The sole question presented by this appeal is the constitutionality of G.S. 105-21, which reads as follows:

“A tax shall be assessed on the transfer of property, including property specifically devised or bequeathed, made subject to tax as aforesaid in this State of a resident or nonresident decedent, if all or any part of the estate of such decedent, wherever situated, shall pass to persons or corporations taxable under this article, which tax shall bear the same ratio to the entire tax which the said estate would have been subject to under this article if such decedent had been a resident of this State, and all his property, real and personal, had been located within this State, as such taxable property within this State bears to the entire estate, wherever situated. It shall be the duty of the personal representative to furnish to the Commissioner of Revenue such information as may be necessary or required to enable the Commissioner to ascertain a proper computation of his tax. Where the personal representative fails or refuses to furnish information from which this assessment can be made, the property in this State liable to tax under this article shall be taxed at the highest rate applicable to those who are strangers in blood.”

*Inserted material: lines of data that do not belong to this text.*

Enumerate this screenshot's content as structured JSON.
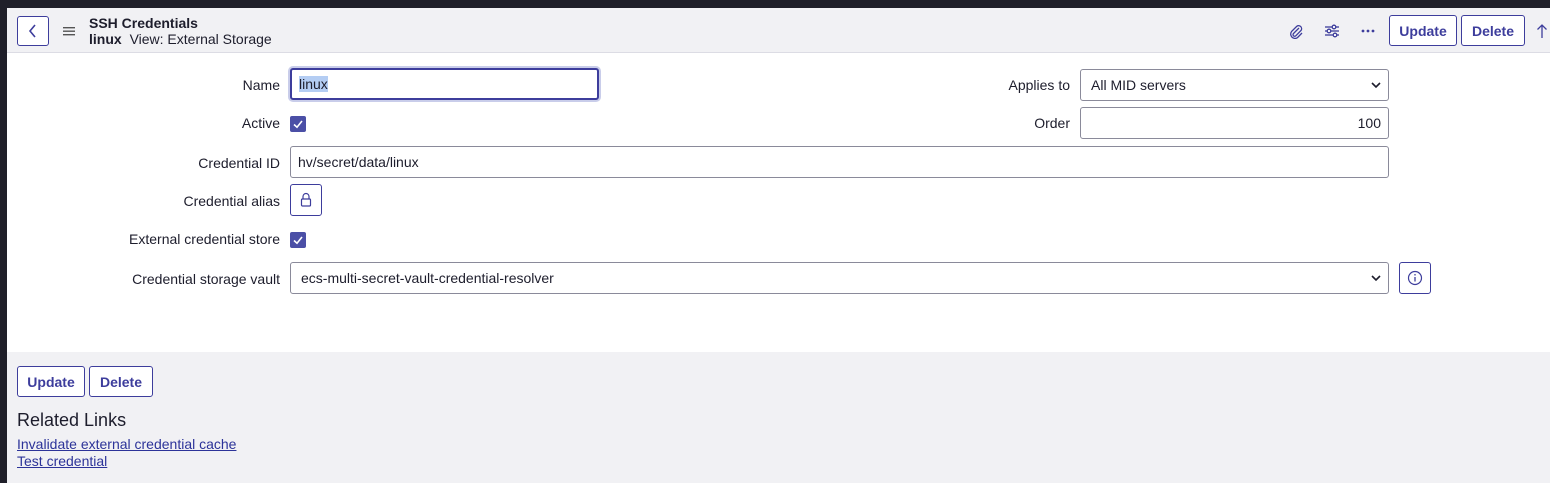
{
  "header": {
    "table_name": "SSH Credentials",
    "record_name": "linux",
    "view_label": "View: External Storage",
    "icons": [
      "back-icon",
      "hamburger-menu-icon",
      "paperclip-icon",
      "sliders-icon",
      "ellipsis-icon",
      "arrow-up-icon"
    ],
    "update_label": "Update",
    "delete_label": "Delete"
  },
  "form": {
    "name_label": "Name",
    "name_value": "linux",
    "applies_to_label": "Applies to",
    "applies_to_value": "All MID servers",
    "active_label": "Active",
    "active_checked": true,
    "order_label": "Order",
    "order_value": "100",
    "credential_id_label": "Credential ID",
    "credential_id_value": "hv/secret/data/linux",
    "credential_alias_label": "Credential alias",
    "credential_alias_icon": "lock-icon",
    "external_store_label": "External credential store",
    "external_store_checked": true,
    "storage_vault_label": "Credential storage vault",
    "storage_vault_value": "ecs-multi-secret-vault-credential-resolver",
    "storage_vault_info_icon": "info-icon"
  },
  "footer": {
    "update_label": "Update",
    "delete_label": "Delete",
    "related_links_title": "Related Links",
    "links": [
      "Invalidate external credential cache",
      "Test credential"
    ]
  },
  "colors": {
    "accent": "#3d3d9c",
    "checkbox": "#4b4fa6",
    "header_bg": "#f1f1f4",
    "link": "#2c3399"
  }
}
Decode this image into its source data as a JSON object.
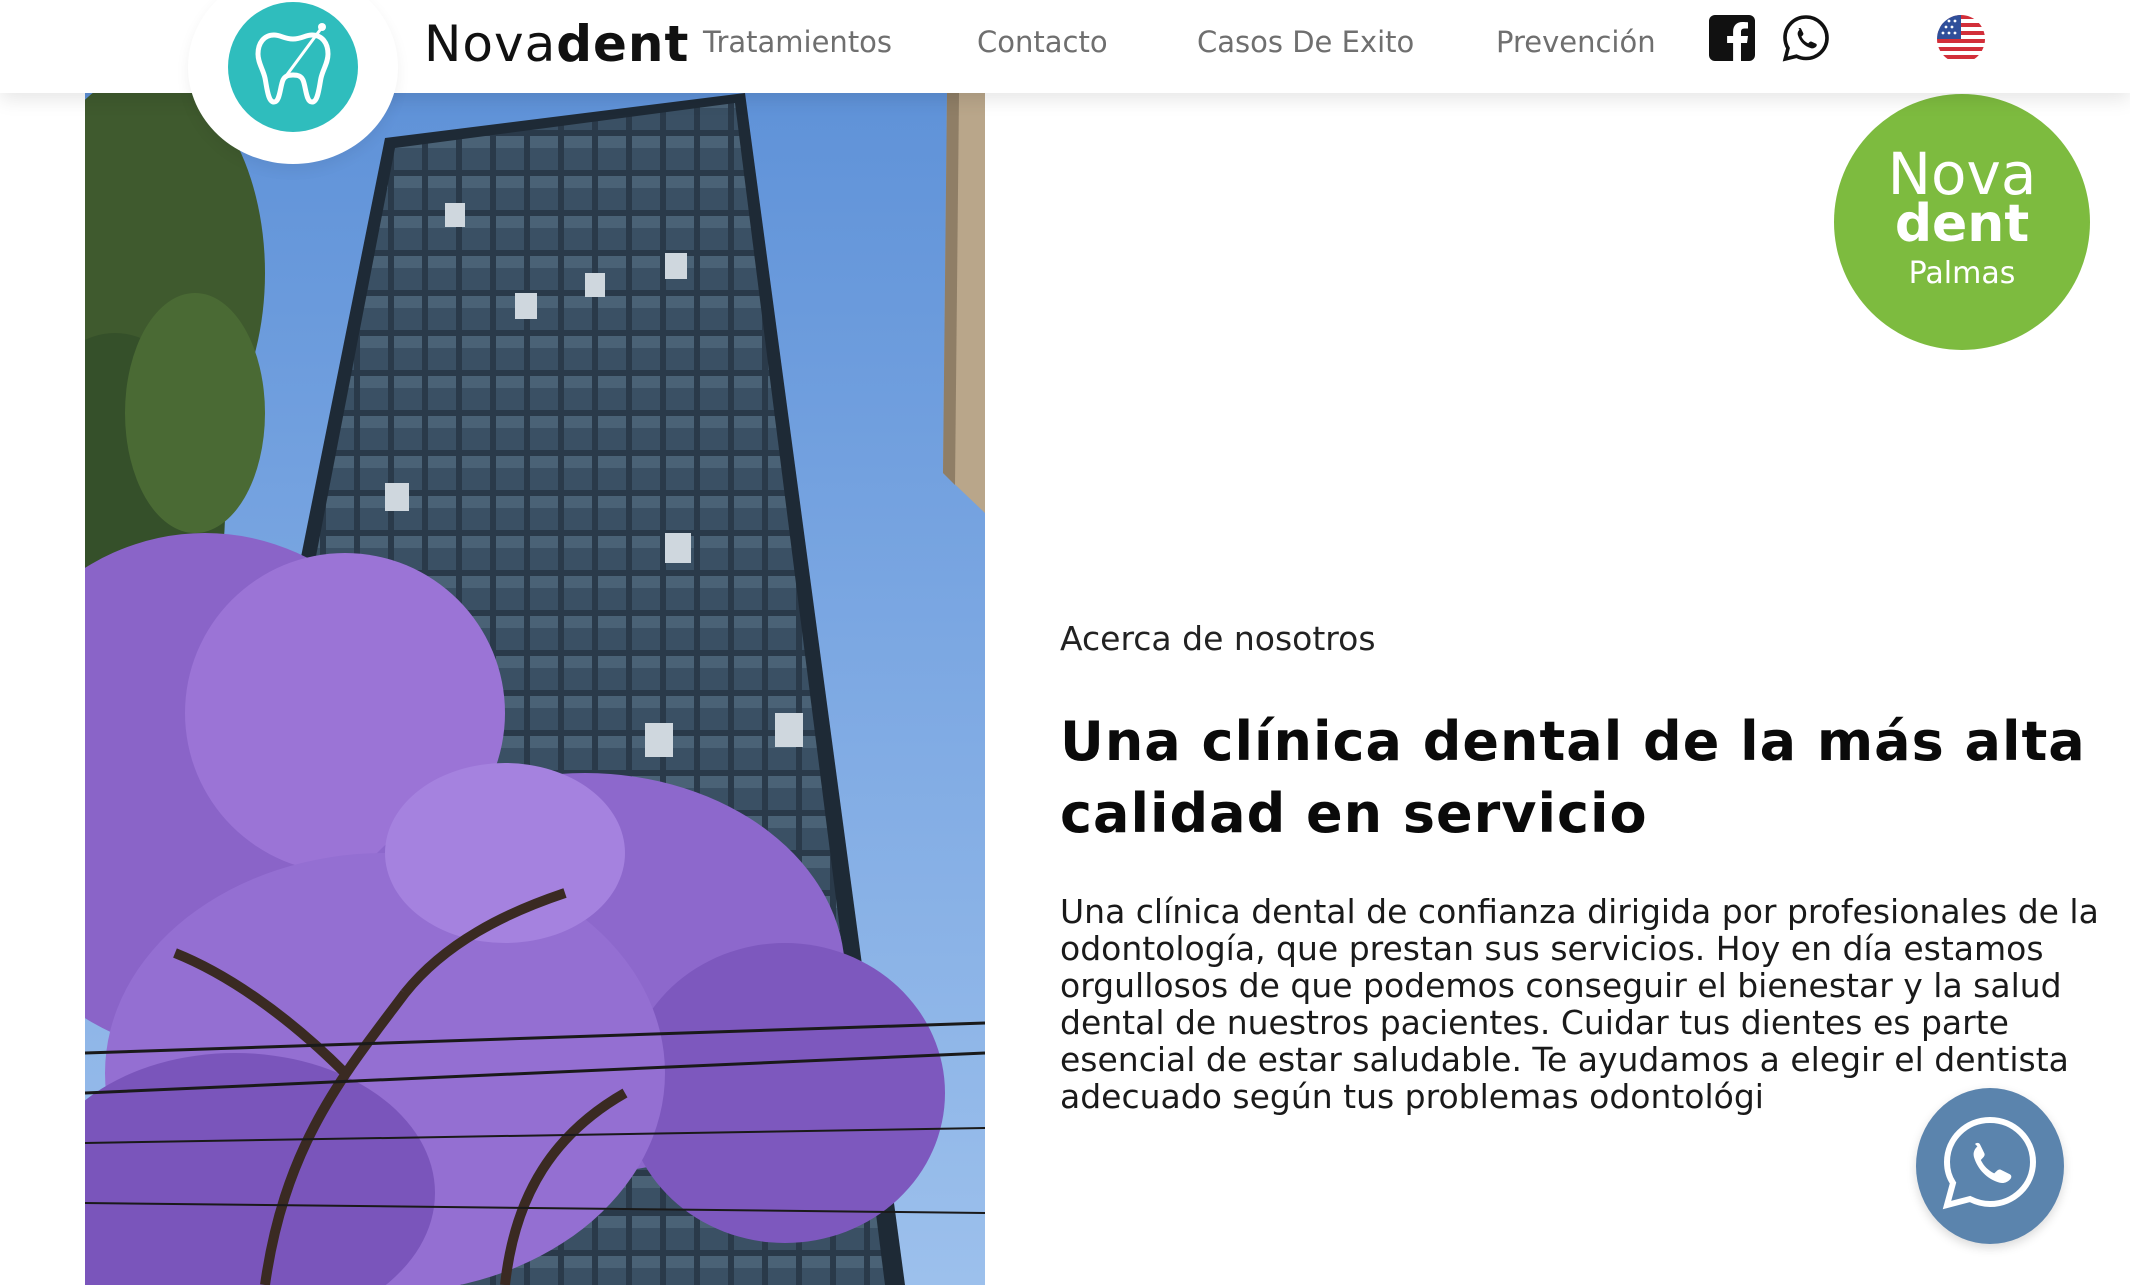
{
  "header": {
    "brand_light": "Nova",
    "brand_bold": "dent",
    "nav": [
      {
        "label": "Tratamientos"
      },
      {
        "label": "Contacto"
      },
      {
        "label": "Casos De Exito"
      },
      {
        "label": "Prevención"
      }
    ],
    "icons": {
      "logo": "tooth-icon",
      "facebook": "facebook-icon",
      "whatsapp": "whatsapp-icon",
      "language": "us-flag-icon"
    }
  },
  "badge": {
    "line1": "Nova",
    "line2": "dent",
    "line3": "Palmas"
  },
  "about": {
    "eyebrow": "Acerca de nosotros",
    "headline": "Una clínica dental de la más alta calidad en servicio",
    "body": "Una clínica dental de confianza dirigida por profesionales de la odontología, que prestan sus servicios. Hoy en día estamos orgullosos de que podemos conseguir el bienestar y la salud dental de nuestros pacientes. Cuidar tus dientes es parte esencial de estar saludable. Te ayudamos a elegir el dentista adecuado según tus problemas odontológi"
  },
  "colors": {
    "teal": "#2fbdbd",
    "green": "#7dbb3f",
    "whatsapp_fab": "#5b84ad",
    "nav_text": "#6f6f6f"
  }
}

Appellants attack this statute as being unconstitutional on the grounds that, because it requires inclusion of property outside the State in the base upon which the North Carolina inheritance tax is computed, the necessary effect is to tax the outside property over which the State has no taxing jurisdiction. In support of their contentions appellants cite: Frick v. Pennsylvania, 268 U.S. 473, 45 S. Ct. 603, 69 L. ed. 1058; Treichler v. Wisconsin. 338 U.S. 251, 70 S. Ct. 1, 94 L. ed. 37; and refer to the dissenting opinion of Justice Holmes in Maxwell v. Bugbee, 250 U.S. 525, 40 S. Ct. 2, 63 L. ed. 1124. In considering appellants’ contention, a look at the history of [60]*60the statute and examination of the nature of the State’s inheritance tax will be helpful.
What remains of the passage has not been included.